Elastic fibers are important components of the extracellular matrix of dynamic tissue, conferring resilience of the lungs and arteries, subsequently promoting breathing and circulation [61]. DES is formed during the crosslinking process of nourishing layer-elastin polymers, which is a product of elastin degradation, releasing into the blood after elastic fibers degradation [62]. MGP has an important role in elastic fibers degradation and requires VK for its activation [63]. Uncarboxylated MGP (uc-MGP) is a biomarker of the VK status in the body, and high level of uc-MGP reflect the low vitamin K status [64]. In current study, we found that uc-MGP concentration was significantly increased by LPS, while after VK2 pretreatment, it was significantly decreased, which was consistent with the results of DES. These results suggested that VK2 supplementation could carboxylate uc-MGP into MGP, effectively preventing the degradation of elastic fibers and protecting the lungs.
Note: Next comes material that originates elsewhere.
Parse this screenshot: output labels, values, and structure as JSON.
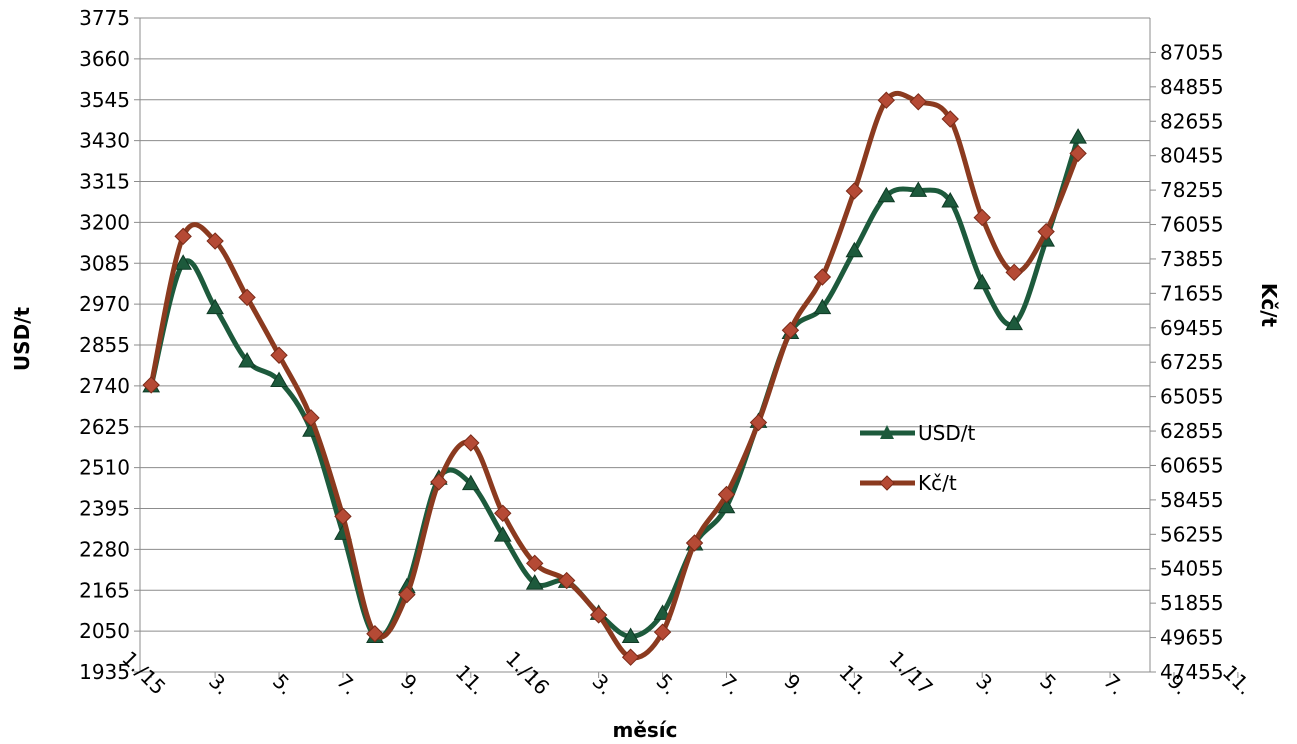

In summary, the findings of the current study suggest that VK2 effectively protects against ALI caused by LPS through suppression of P38 MAPK signaling pathway and ferroptosis as depicted in Fig 6. Our work suggested that VK2 supplementation might be a cheap and effective intervention or prevention measures against serious courses of ALI. Nevertheless, despite widespread adoption, the LPS-induced ALI model may not entirely encompass the complexity and heterogeneity of human ALI. It is essential to bolster animal studies with clinical research and validation. In the future, we will carry out relevant in-depth work to solve this problem.